Reliability plays an important role in the execution of the maintenance improvement and the understanding of its concepts is essential to predict the type of maintenance according to the equipment state. Thereby, a computational tool was developed and programming with VBA in Excel® for reliability and failure analysis in a mining context. The paper aims to discuss these issues.

The developed approach use the modeling of stochastic processes, such as the renewal process, the non-homogeneous Poisson process and less conventional method as the Bayesian approach, by considering Jeffreys non-informative prior. The resolution gives the best associated model, the parameters estimation, the mean time between failure and the reliability estimate. This approach is validated with the reliability analysis of inter-failure times from underground rock bolters subsystems, over a two-year period.

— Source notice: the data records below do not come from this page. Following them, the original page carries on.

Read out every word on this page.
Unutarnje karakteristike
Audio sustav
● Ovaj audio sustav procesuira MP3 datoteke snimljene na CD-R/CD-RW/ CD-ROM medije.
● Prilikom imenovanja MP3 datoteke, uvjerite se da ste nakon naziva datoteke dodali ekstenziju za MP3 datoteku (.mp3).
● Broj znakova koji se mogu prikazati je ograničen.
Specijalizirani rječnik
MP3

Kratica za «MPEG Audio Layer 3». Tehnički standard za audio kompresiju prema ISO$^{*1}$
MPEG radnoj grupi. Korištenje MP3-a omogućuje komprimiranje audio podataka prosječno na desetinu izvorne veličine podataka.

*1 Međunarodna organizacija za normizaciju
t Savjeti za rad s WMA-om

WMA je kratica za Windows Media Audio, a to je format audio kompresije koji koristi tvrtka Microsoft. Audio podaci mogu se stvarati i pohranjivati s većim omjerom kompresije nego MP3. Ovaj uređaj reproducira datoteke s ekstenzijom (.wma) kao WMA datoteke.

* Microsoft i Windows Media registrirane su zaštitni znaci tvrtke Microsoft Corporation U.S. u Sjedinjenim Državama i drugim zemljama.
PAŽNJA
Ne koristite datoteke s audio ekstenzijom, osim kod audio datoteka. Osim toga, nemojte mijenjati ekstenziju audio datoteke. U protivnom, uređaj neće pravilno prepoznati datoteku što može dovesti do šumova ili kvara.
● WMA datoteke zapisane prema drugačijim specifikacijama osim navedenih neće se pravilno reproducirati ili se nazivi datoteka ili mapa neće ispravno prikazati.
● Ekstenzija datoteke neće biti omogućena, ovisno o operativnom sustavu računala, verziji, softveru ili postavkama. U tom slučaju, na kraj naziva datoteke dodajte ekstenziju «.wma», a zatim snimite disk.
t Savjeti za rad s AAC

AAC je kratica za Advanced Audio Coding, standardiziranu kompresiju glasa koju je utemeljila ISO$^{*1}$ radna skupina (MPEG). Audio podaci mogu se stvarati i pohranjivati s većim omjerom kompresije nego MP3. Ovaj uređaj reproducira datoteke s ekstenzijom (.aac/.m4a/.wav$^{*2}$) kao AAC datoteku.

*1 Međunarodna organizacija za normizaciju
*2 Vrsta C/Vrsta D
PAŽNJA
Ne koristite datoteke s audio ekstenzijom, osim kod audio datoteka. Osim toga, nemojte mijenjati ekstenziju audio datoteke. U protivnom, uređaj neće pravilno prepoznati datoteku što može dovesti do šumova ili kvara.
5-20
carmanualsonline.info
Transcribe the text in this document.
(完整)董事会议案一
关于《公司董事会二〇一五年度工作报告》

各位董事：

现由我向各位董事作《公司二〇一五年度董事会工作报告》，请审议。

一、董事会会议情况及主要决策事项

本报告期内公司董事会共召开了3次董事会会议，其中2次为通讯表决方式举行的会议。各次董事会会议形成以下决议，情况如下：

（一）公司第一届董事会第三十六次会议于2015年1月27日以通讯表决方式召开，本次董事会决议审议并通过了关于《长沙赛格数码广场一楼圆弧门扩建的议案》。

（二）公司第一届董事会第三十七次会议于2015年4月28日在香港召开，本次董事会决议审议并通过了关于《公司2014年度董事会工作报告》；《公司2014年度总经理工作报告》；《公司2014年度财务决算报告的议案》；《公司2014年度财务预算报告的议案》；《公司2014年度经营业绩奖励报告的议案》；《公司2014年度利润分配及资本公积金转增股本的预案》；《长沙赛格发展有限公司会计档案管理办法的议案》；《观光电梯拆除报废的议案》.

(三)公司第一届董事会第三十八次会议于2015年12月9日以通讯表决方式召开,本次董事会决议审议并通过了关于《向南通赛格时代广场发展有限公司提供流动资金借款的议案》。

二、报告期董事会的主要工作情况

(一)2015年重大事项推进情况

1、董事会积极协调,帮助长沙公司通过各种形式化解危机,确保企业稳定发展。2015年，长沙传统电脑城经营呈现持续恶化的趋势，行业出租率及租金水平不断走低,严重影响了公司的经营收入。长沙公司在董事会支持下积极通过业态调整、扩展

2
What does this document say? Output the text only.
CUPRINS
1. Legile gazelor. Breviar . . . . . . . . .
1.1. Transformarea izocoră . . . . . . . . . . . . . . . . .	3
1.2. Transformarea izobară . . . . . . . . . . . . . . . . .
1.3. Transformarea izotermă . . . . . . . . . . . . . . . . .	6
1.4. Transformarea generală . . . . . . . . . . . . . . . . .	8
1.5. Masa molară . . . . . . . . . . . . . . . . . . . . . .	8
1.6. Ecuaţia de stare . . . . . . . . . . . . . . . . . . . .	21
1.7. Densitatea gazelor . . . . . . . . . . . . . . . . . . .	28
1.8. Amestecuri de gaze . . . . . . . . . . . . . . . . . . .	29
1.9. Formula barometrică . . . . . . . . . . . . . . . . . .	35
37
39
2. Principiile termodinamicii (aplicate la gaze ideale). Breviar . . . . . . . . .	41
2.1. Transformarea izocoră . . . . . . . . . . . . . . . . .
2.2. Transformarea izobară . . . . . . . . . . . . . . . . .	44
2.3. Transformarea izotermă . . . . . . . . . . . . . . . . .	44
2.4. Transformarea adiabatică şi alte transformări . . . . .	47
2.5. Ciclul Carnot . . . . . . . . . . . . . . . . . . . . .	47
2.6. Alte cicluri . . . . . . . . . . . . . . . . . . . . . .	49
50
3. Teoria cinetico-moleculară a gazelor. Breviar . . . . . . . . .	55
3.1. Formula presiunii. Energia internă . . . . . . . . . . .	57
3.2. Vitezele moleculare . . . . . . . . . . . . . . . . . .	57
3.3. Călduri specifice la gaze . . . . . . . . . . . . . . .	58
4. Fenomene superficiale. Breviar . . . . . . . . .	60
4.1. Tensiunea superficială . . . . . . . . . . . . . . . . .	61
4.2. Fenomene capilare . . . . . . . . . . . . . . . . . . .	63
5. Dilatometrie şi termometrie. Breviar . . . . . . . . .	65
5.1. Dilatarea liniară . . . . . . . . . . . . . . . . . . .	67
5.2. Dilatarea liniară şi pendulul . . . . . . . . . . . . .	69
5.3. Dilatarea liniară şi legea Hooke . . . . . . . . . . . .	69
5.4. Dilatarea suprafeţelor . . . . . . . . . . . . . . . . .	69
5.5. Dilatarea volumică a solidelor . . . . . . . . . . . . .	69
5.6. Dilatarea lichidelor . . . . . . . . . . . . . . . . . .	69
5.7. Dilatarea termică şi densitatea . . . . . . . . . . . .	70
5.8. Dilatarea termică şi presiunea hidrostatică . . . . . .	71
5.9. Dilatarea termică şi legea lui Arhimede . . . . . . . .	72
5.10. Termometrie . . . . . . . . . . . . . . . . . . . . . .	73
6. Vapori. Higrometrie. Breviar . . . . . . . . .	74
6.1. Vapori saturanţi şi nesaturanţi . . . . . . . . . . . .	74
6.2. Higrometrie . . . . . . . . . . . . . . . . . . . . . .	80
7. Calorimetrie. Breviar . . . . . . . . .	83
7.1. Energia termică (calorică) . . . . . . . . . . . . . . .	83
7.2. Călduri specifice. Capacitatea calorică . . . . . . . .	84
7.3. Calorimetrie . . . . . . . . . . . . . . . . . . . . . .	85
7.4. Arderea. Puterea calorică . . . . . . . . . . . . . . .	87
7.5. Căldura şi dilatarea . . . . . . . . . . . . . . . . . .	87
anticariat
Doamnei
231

Results show that Weibull and lognormal probability distribution fit to the most subsystems inter-failure times. The study revealed that the bolting head, the rock drill, the screen handler, the electric/electronic system, the hydraulic system, the drilling feeder and the structural consume the most repair frequency. The hydraulic and electric/electronic subsystems represent the lowest reliability after 50 operation hours.

For the first time, this case study defines practical failures and reliability information for rock bolter subsystems based on real operation data. This paper is useful to the comparative evaluation of rock bolter by detecting the weakest elements and understanding failure patterns in the individual observation subsystems on the overall machine performance.